Oz stopped midway up the staircase as strains of Toni singing on the roof floated down through the basement, to the upper floors of the old Victorian house. He heard creaking on the stairs above him. A face looked down from over the banister.

"Hey Oz."

The person's face was backlit, but his piercings glittered in the light. "Hey Bobby."

"You was goin' up to the roof too?"

Oz nodded. "Yeah." He couldn't see it, but Oz was sure Bobby was grinning.

"She sure does sound pretty up there, huh?"

"Yeah."

Bobby stepped out of the light, making him more visible to Oz. Wiping his nose with the back of his hand, he came clunking down to Oz's level. "Heard anything about that hunter?"

"Vorickson?"

Bobby nodded.

"Pieter and Lo have been tracking him. He hasn't left the city."

Grinning toothily, Bobby rubbed his hands together. _"Nice._ We ain't had a good feeding in…years."

Oz could feel an answering smile stretch his lips.
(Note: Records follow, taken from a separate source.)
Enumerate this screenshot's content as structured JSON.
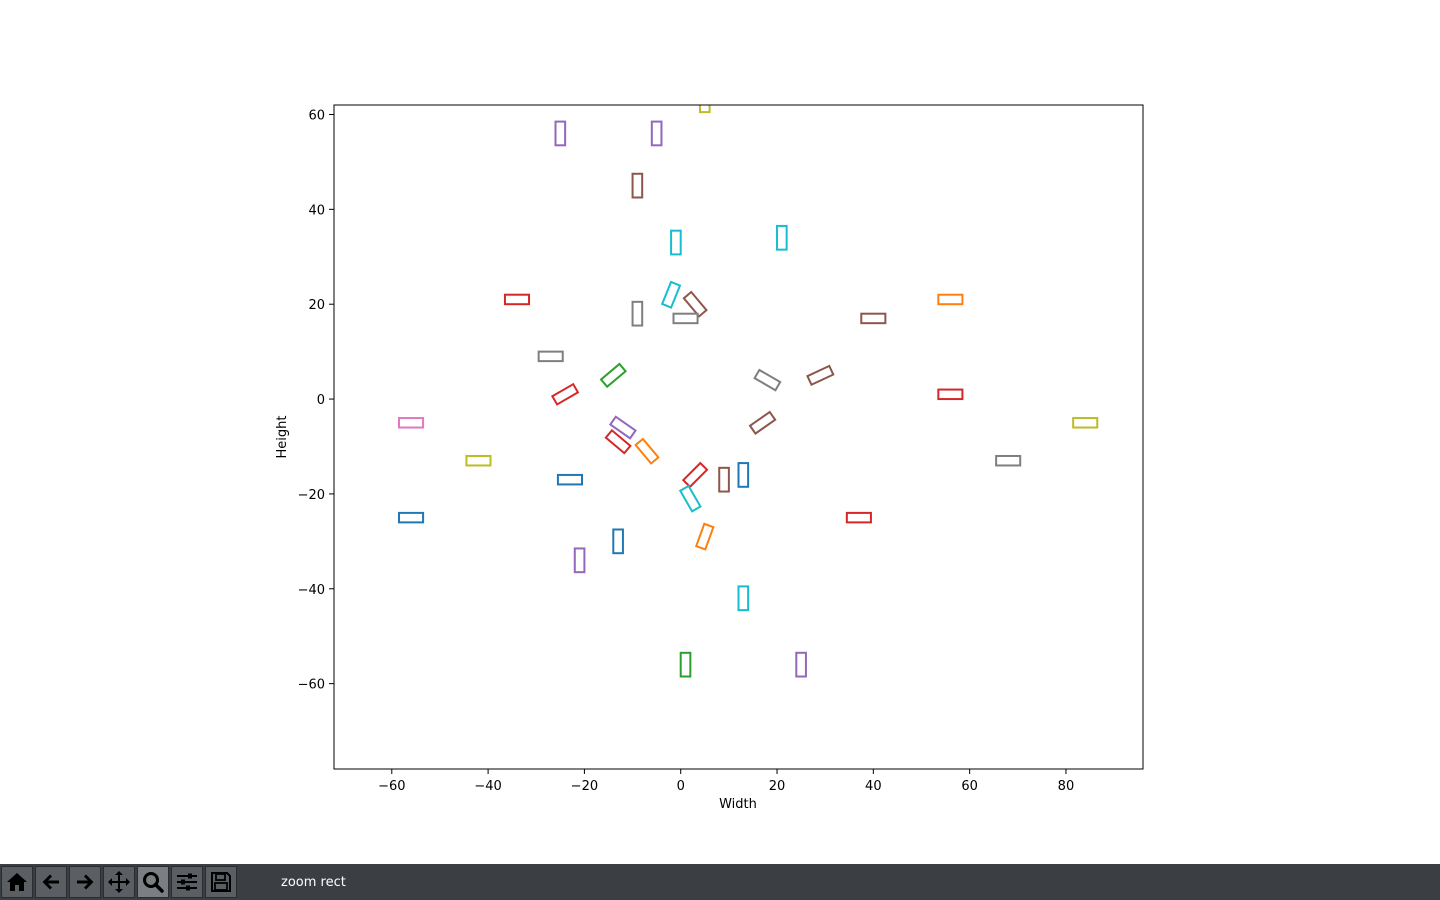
{
  "toolbar": {
    "buttons": [
      {
        "name": "home-button",
        "icon": "home-icon"
      },
      {
        "name": "back-button",
        "icon": "arrow-left-icon"
      },
      {
        "name": "forward-button",
        "icon": "arrow-right-icon"
      },
      {
        "name": "pan-button",
        "icon": "move-icon"
      },
      {
        "name": "zoom-button",
        "icon": "magnifier-icon",
        "active": true
      },
      {
        "name": "configure-subplots-button",
        "icon": "sliders-icon"
      },
      {
        "name": "save-button",
        "icon": "floppy-disk-icon"
      }
    ],
    "mode_text": "zoom rect"
  },
  "chart_data": {
    "type": "scatter",
    "title": "",
    "xlabel": "Width",
    "ylabel": "Height",
    "xlim": [
      -72,
      96
    ],
    "ylim": [
      -78,
      62
    ],
    "xticks": [
      -60,
      -40,
      -20,
      0,
      20,
      40,
      60,
      80
    ],
    "yticks": [
      -60,
      -40,
      -20,
      0,
      20,
      40,
      60
    ],
    "grid": false,
    "legend": null,
    "marker": "rectangle outline",
    "rectangles": [
      {
        "x": 5,
        "y": 62,
        "w": 2,
        "h": 3,
        "angle": 0,
        "color": "#bcbd22"
      },
      {
        "x": -25,
        "y": 56,
        "w": 2,
        "h": 5,
        "angle": 0,
        "color": "#9467bd"
      },
      {
        "x": -5,
        "y": 56,
        "w": 2,
        "h": 5,
        "angle": 0,
        "color": "#9467bd"
      },
      {
        "x": -9,
        "y": 45,
        "w": 2,
        "h": 5,
        "angle": 0,
        "color": "#8c564b"
      },
      {
        "x": 21,
        "y": 34,
        "w": 2,
        "h": 5,
        "angle": 0,
        "color": "#17becf"
      },
      {
        "x": -1,
        "y": 33,
        "w": 2,
        "h": 5,
        "angle": 0,
        "color": "#17becf"
      },
      {
        "x": -2,
        "y": 22,
        "w": 2,
        "h": 5,
        "angle": -22,
        "color": "#17becf"
      },
      {
        "x": 3,
        "y": 20,
        "w": 2,
        "h": 5,
        "angle": 40,
        "color": "#8c564b"
      },
      {
        "x": -34,
        "y": 21,
        "w": 5,
        "h": 2,
        "angle": 0,
        "color": "#d62728"
      },
      {
        "x": -9,
        "y": 18,
        "w": 2,
        "h": 5,
        "angle": 0,
        "color": "#7f7f7f"
      },
      {
        "x": 1,
        "y": 17,
        "w": 5,
        "h": 2,
        "angle": 0,
        "color": "#7f7f7f"
      },
      {
        "x": 56,
        "y": 21,
        "w": 5,
        "h": 2,
        "angle": 0,
        "color": "#ff7f0e"
      },
      {
        "x": 40,
        "y": 17,
        "w": 5,
        "h": 2,
        "angle": 0,
        "color": "#8c564b"
      },
      {
        "x": -27,
        "y": 9,
        "w": 5,
        "h": 2,
        "angle": 0,
        "color": "#7f7f7f"
      },
      {
        "x": -14,
        "y": 5,
        "w": 5,
        "h": 2,
        "angle": 40,
        "color": "#2ca02c"
      },
      {
        "x": 18,
        "y": 4,
        "w": 5,
        "h": 2,
        "angle": -30,
        "color": "#7f7f7f"
      },
      {
        "x": 29,
        "y": 5,
        "w": 5,
        "h": 2,
        "angle": 25,
        "color": "#8c564b"
      },
      {
        "x": -24,
        "y": 1,
        "w": 5,
        "h": 2,
        "angle": 30,
        "color": "#d62728"
      },
      {
        "x": 56,
        "y": 1,
        "w": 5,
        "h": 2,
        "angle": 0,
        "color": "#d62728"
      },
      {
        "x": -56,
        "y": -5,
        "w": 5,
        "h": 2,
        "angle": 0,
        "color": "#e377c2"
      },
      {
        "x": -12,
        "y": -6,
        "w": 5,
        "h": 2,
        "angle": -35,
        "color": "#9467bd"
      },
      {
        "x": 17,
        "y": -5,
        "w": 5,
        "h": 2,
        "angle": 35,
        "color": "#8c564b"
      },
      {
        "x": 84,
        "y": -5,
        "w": 5,
        "h": 2,
        "angle": 0,
        "color": "#bcbd22"
      },
      {
        "x": -13,
        "y": -9,
        "w": 5,
        "h": 2,
        "angle": -40,
        "color": "#d62728"
      },
      {
        "x": -7,
        "y": -11,
        "w": 5,
        "h": 2,
        "angle": -50,
        "color": "#ff7f0e"
      },
      {
        "x": -42,
        "y": -13,
        "w": 5,
        "h": 2,
        "angle": 0,
        "color": "#bcbd22"
      },
      {
        "x": 68,
        "y": -13,
        "w": 5,
        "h": 2,
        "angle": 0,
        "color": "#7f7f7f"
      },
      {
        "x": 13,
        "y": -16,
        "w": 2,
        "h": 5,
        "angle": 0,
        "color": "#1f77b4"
      },
      {
        "x": 9,
        "y": -17,
        "w": 2,
        "h": 5,
        "angle": 0,
        "color": "#8c564b"
      },
      {
        "x": 3,
        "y": -16,
        "w": 5,
        "h": 2,
        "angle": 45,
        "color": "#d62728"
      },
      {
        "x": -23,
        "y": -17,
        "w": 5,
        "h": 2,
        "angle": 0,
        "color": "#1f77b4"
      },
      {
        "x": 2,
        "y": -21,
        "w": 2,
        "h": 5,
        "angle": 30,
        "color": "#17becf"
      },
      {
        "x": -56,
        "y": -25,
        "w": 5,
        "h": 2,
        "angle": 0,
        "color": "#1f77b4"
      },
      {
        "x": 37,
        "y": -25,
        "w": 5,
        "h": 2,
        "angle": 0,
        "color": "#d62728"
      },
      {
        "x": 5,
        "y": -29,
        "w": 2,
        "h": 5,
        "angle": -20,
        "color": "#ff7f0e"
      },
      {
        "x": -13,
        "y": -30,
        "w": 2,
        "h": 5,
        "angle": 0,
        "color": "#1f77b4"
      },
      {
        "x": -21,
        "y": -34,
        "w": 2,
        "h": 5,
        "angle": 0,
        "color": "#9467bd"
      },
      {
        "x": 13,
        "y": -42,
        "w": 2,
        "h": 5,
        "angle": 0,
        "color": "#17becf"
      },
      {
        "x": 1,
        "y": -56,
        "w": 2,
        "h": 5,
        "angle": 0,
        "color": "#2ca02c"
      },
      {
        "x": 25,
        "y": -56,
        "w": 2,
        "h": 5,
        "angle": 0,
        "color": "#9467bd"
      }
    ]
  }
}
Violence wasn't usually his weapon of choice, but this Vorickson reminded him painfully of Kane. And despite the danger to themselves, and the species differential, the cheetahs had sheltered him and made him a part of their pod. Their family. Pieter had even offered Oz First Blood Rites on the man that had nearly killed him, even though they had an equal claim.
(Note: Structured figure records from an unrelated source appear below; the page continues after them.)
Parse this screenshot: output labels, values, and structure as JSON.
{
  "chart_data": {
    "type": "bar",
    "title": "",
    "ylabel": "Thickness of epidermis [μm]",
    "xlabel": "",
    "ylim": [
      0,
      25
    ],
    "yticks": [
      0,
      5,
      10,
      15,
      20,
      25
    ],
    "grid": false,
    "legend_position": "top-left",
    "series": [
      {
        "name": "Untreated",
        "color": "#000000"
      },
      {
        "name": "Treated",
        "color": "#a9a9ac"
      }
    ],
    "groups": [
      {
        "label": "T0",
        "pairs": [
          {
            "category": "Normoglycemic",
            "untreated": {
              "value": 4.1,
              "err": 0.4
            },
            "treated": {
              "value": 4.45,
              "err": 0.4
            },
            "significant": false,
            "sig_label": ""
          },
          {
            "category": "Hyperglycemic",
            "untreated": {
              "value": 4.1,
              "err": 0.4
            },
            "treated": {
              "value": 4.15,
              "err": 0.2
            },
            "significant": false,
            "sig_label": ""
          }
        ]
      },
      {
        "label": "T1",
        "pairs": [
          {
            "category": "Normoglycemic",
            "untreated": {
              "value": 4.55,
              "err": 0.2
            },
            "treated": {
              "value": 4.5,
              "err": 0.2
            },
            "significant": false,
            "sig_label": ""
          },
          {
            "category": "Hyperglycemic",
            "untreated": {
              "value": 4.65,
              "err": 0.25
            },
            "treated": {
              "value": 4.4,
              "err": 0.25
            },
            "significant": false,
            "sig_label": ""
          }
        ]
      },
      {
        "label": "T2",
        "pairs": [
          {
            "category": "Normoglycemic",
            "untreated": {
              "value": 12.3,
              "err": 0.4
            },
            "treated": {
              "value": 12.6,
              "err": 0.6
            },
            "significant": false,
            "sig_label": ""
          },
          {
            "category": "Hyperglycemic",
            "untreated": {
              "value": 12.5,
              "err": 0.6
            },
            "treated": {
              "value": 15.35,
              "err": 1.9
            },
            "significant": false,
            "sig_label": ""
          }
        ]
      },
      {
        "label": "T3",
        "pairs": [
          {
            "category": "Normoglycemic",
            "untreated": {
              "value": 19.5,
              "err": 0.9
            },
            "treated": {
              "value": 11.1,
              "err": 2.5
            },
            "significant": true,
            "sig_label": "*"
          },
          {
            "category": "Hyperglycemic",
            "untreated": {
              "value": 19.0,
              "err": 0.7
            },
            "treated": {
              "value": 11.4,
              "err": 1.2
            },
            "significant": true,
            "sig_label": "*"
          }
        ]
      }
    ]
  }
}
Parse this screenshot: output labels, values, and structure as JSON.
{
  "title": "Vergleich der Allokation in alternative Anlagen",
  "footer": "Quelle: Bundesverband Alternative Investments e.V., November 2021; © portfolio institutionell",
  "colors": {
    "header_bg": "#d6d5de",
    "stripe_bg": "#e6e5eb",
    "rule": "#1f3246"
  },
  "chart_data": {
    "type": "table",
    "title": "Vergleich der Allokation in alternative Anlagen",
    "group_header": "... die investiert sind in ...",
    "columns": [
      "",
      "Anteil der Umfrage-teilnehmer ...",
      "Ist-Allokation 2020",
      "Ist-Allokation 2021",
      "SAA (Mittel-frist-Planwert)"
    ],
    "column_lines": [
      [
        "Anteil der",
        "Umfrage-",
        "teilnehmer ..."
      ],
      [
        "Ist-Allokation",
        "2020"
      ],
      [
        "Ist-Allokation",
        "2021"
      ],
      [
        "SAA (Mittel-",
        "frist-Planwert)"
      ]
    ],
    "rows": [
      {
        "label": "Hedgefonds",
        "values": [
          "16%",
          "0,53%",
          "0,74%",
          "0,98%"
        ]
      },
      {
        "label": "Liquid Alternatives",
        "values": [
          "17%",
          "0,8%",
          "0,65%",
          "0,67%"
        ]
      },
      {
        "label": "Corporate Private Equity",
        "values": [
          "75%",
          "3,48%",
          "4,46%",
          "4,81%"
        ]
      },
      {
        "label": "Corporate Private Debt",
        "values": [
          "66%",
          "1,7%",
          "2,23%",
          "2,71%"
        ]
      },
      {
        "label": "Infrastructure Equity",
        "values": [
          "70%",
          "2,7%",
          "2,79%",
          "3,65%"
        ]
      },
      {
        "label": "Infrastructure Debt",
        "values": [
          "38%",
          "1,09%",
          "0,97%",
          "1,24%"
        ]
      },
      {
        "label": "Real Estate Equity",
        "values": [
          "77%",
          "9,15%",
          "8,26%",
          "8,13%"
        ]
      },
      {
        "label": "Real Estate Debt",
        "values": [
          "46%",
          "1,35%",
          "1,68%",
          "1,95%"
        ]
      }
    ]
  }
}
"Hey, LoAnne let's you call her 'Lo?' Last time I tried that I had to pay for the window I went through."

Oz grinned. "She do it?"

"Nah. She just gave me that look. Y'know the one where it looks like if she comes within, like, ten feet of ya you ain't gonna have no bones left after she's done."

"Yeah."

"So I jumps through the window as a kinda self-defense. She already had like three feet on me, and I swear that chick can move fast."

"You're cheetahs, Bobby."

"Yeah, but still."

Oz shook his head.

"So, really, she let's you call her 'Lo?'"

"Nope."

Bobby laughed. "Yeah, LoAnne's one scary chick. But, ya know, the two of you is really cute together."

"Don't let Lo hear you say that."

Bobby shrugged. "She wouldn't hurt me for somethin' like that. Gimme extra bathroom duty, but nothin', you know, really _painful_."

That got a chuckle from Oz.

Both their heads snapped up as someone tread across the floor above their heads. "Wonder who that was?"

Oz shrugged. "Hey, so Pieter's saying that maybe we could do this around a full moon."

"The Vorickson thing?"

Oz nodded.

If he didn't consider Bobby family, Oz might have found Bobby's grin, full of vaguely pointed teeth, menacing. "Hey, you know I could do with a new trophy. Whatcha think, Oz, a tatt or another piercing?"

Oz found himself responding with a feral grin of his own. "Tattoo. You're starting to resemble a sieve."

Bobby chuckled. "You gonna get somethin' to remember the night by, Oz? Or maybe you're gonna get yourself a real trophy. A finger maybe? Ear?"

"I've never been a real big fan of putting more holes in myself than absolutely necessary."

"So just the ring in both ears, huh?"

"Exactly… But I'll think of something."

Another voice had joined Toni's up on the roof. _For the mercy of your plan. Help me be strong. Help me be…_ The two resonating as one as they rose into the night and floated to earth. Oz recognized Seraphim's soaring soprano flowering Toni's steady alto.

A light Oz had never seen before shown in Bobby's eyes. "Toni don't sing much anymore, but she's got some voice, huh?"

"Yeah."

"Well, I guess that's my cue if ever there was one."

Before Oz could ask Bobby what he meant, the pierced and mohawked were-cheetah was climbing back up the stairs. Just before he disappeared from sight he opened his mouth to sing the tenor note.

_Breath of heaven, hold me together. Be forever near me_

Oz was still standing at the landing when LoAnne, back from wherever she went when she went off alone, came upstairs. "They're beautiful, aren't they," she said in her strangely husky voice. 

"Yes."

Eyes closed and face upturned as if it was the sun on her face, LoAnne said, "Sometimes I wish I shared just one part of their voice." She took a deep breath, leaned over and kissed Oz chastely before going up to their room.

He was still on the landing when the trio finally came down.